In the case of a fully published paper, the bundle could be hosted directly by the journal. For working papers, the bundle could be hosted by either the repository (arXiv, SSRN) or the author’s website. The bundle could be linked from the paper’s landing page and included in the metadata so that it is discoverable by search engines and LLMs.

In the context of replication packages, the bundle could be hosted on platforms like GitHub or Zenodo, with a DOI for citation. The key is that the bundle is easily accessible and clearly associated with the paper it describes, so that when an LLM retrieves the paper, it also retrieves the bundle and can use the llms.txt to guide its understanding and summarization of the paper’s content and limitations.

Managing the Versions

One concern is that just as we have many versions of a paper (working paper, preprint, published version), we might end up with many versions of the llms.txt and bundle. The solution is to treat the llms.txt and bundle as living documents that can be updated as the paper evolves. When a new version of the paper is released, the author can update the llms.txt as well. The key is to maintain a clear versioning system and to link the llms.txt and bundle to the specific version of the paper they correspond to. On arXiv, this should be straightforward since each version of the paper has a unique identifier (e.g., 2401.12345v1, 2401.12345v2). For journal publications, the llms.txt and bundle can be updated to reflect the final published version, and the DOI can be used to link them together.

Conclusion

The infrastructure exists. arXiv has LaTeX source for 2.4 million papers. Overleaf has 15 million users. What is missing is not technology but convention: the expectation that when you publish a paper, you also publish a short note telling machines what it shows, what it does not, and where to look.
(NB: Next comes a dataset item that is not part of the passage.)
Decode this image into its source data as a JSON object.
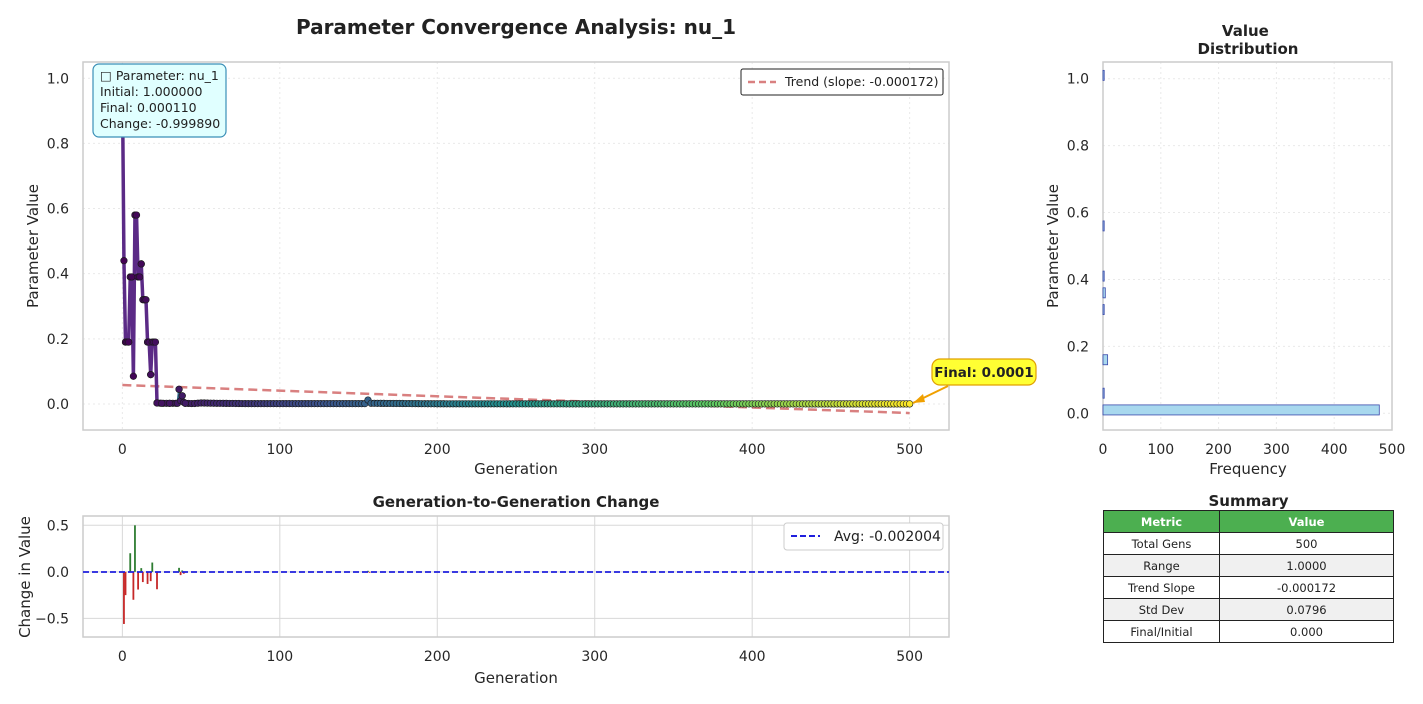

And for the reader who is unconvinced on the future of AI in research — the bundle improves accessibility, reproducibility, and human readability, regardless of whether an LLM is involved. The markdown version is more accessible on mobile devices and screen readers. The data and code make it easier for human researchers to verify and build on the work.
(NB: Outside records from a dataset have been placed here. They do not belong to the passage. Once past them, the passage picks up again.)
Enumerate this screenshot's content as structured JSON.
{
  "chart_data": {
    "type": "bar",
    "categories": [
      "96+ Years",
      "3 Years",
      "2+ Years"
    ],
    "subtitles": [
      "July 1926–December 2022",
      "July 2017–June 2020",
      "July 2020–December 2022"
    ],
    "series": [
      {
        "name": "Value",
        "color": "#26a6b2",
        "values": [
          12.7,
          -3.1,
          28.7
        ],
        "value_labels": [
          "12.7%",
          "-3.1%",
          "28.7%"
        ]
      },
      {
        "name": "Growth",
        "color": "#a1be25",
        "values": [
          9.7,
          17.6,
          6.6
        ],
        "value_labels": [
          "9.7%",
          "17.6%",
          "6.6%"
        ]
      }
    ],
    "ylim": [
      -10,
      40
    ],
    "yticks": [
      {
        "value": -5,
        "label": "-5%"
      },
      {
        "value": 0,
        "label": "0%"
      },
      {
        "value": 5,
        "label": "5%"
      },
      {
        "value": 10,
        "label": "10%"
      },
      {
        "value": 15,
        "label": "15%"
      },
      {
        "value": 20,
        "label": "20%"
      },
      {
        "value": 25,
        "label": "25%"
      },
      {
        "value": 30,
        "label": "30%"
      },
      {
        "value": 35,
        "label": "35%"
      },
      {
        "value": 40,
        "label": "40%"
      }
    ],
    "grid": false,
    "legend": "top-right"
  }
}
The minimal ask: write a brief llms.txt for your next paper. Two paragraphs stating what it shows and what it does not. Post it with your PDF. Fifteen minutes. The value: when an LLM summarizes your work six months from now—and it will—the machine reads your caveats first. If you write in LaTeX, run Pandoc and include the markdown. At the ambitious end, include the computational environment so an agent can reproduce your results without human intervention. The minimal version costs minutes of reflection; the full version offers a path out of the reproducibility crisis.